12 June 2007

Congratulations, President Putin

Your bluster and efforts at intimidation have now inspired the President of Ukraine to put NATO membership on the front burner.

Ukraine is not Estonia. It's the second-biggest Slavic nation (population 48 million, one-third of Russia's own 148 million), with a language so closely related to Russian as to be almost a dialect of the latter (and more of its people speak Russian than Ukrainian anyway), and is probably more culturally similar to Russia than English Canada is to the United States. The Ukrainian border is closer to Moscow than the South Carolina border is to Washington. Ukraine is by far the most important and valuable of the republics that broke free of Russian control when the Soviet Union collapsed -- and before that collapse it had been part of the Soviet Union and Russian Empire for centuries.
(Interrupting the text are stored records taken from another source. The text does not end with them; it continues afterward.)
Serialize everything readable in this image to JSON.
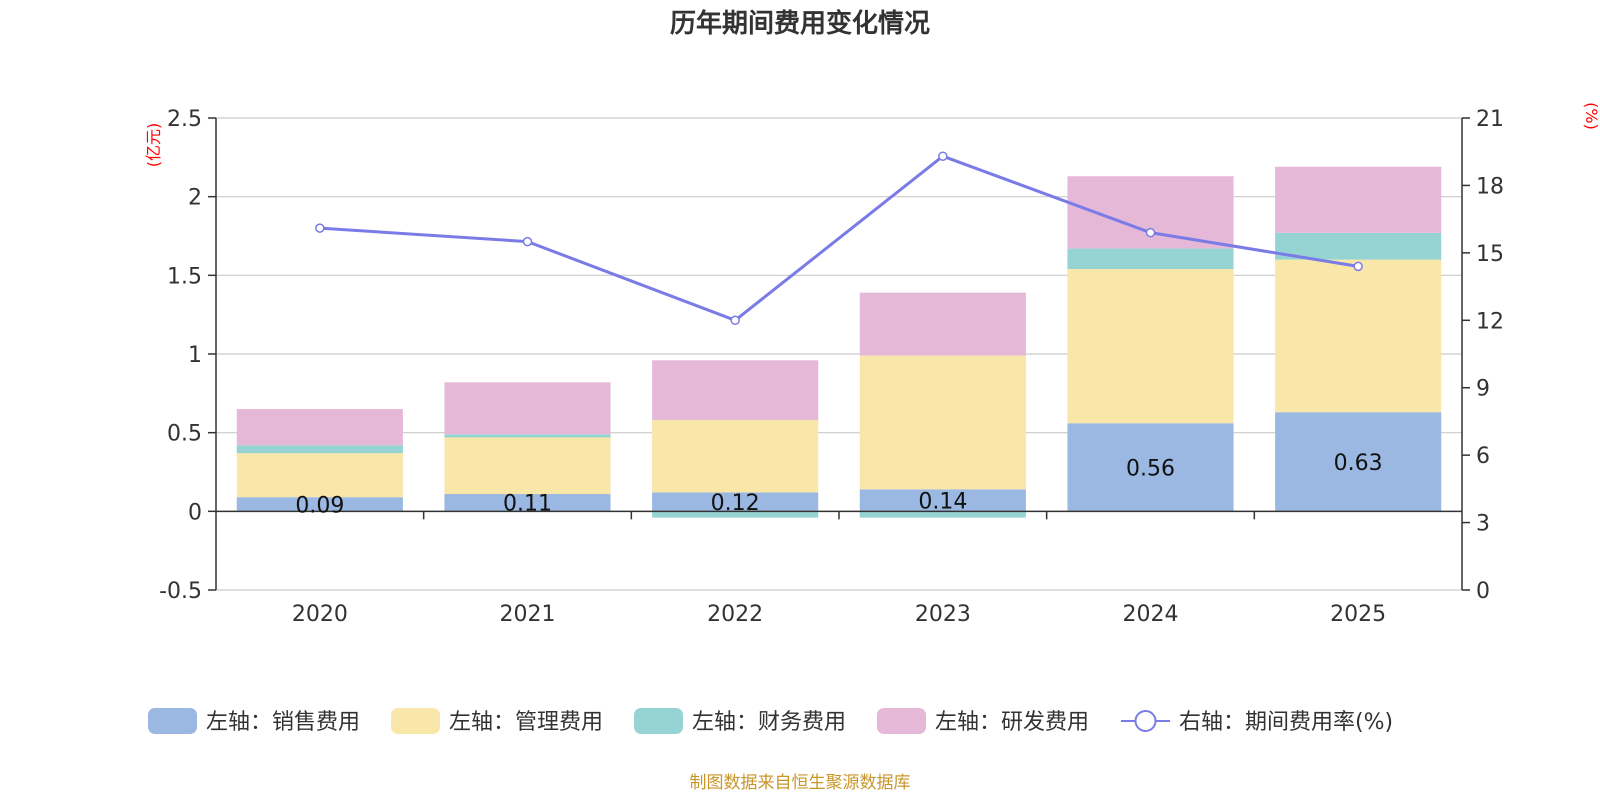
{
  "chart_data": {
    "type": "bar",
    "title": "历年期间费用变化情况",
    "categories": [
      "2020",
      "2021",
      "2022",
      "2023",
      "2024",
      "2025"
    ],
    "left_axis": {
      "unit_label": "(亿元)",
      "range": [
        -0.5,
        2.5
      ],
      "ticks": [
        "-0.5",
        "0",
        "0.5",
        "1",
        "1.5",
        "2",
        "2.5"
      ],
      "tick_values": [
        -0.5,
        0,
        0.5,
        1,
        1.5,
        2,
        2.5
      ]
    },
    "right_axis": {
      "unit_label": "(%)",
      "range": [
        0,
        21
      ],
      "ticks": [
        "0",
        "3",
        "6",
        "9",
        "12",
        "15",
        "18",
        "21"
      ],
      "tick_values": [
        0,
        3,
        6,
        9,
        12,
        15,
        18,
        21
      ]
    },
    "series": [
      {
        "name": "左轴：销售费用",
        "color": "#9bb8e2",
        "values": [
          0.09,
          0.11,
          0.12,
          0.14,
          0.56,
          0.63
        ]
      },
      {
        "name": "左轴：管理费用",
        "color": "#f8e7a8",
        "values": [
          0.28,
          0.36,
          0.46,
          0.85,
          0.98,
          0.97
        ]
      },
      {
        "name": "左轴：财务费用",
        "color": "#96d4d4",
        "values": [
          0.05,
          0.02,
          -0.04,
          -0.04,
          0.13,
          0.17
        ]
      },
      {
        "name": "左轴：研发费用",
        "color": "#e6b8d8",
        "values": [
          0.23,
          0.33,
          0.38,
          0.4,
          0.46,
          0.42
        ]
      }
    ],
    "bar_labels": [
      "0.09",
      "0.11",
      "0.12",
      "0.14",
      "0.56",
      "0.63"
    ],
    "line_series": {
      "name": "右轴：期间费用率(%)",
      "color": "#7b7be8",
      "values": [
        16.1,
        15.5,
        12.0,
        19.3,
        15.9,
        14.4
      ]
    },
    "footer": "制图数据来自恒生聚源数据库"
  },
  "colors": {
    "axis_unit": "#ff0000",
    "footer": "#c9962a",
    "grid": "#cccccc",
    "axis": "#333333"
  }
}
Very likely most Russians haven't yet quite come to terms with the idea of Ukraine as a genuine separate country -- try to imagine how jarring it would be for Americans to think of Texas as an independent nation, if it were to declare itself one.

Ukraine joining NATO would represent the greatest imaginable failure of Russian foreign policy. To Russians it would be a political earthquake. If such an event didn't open the Russian people's eyes to the disastrous nature of Putin's strategy, it is hard to imagine what would.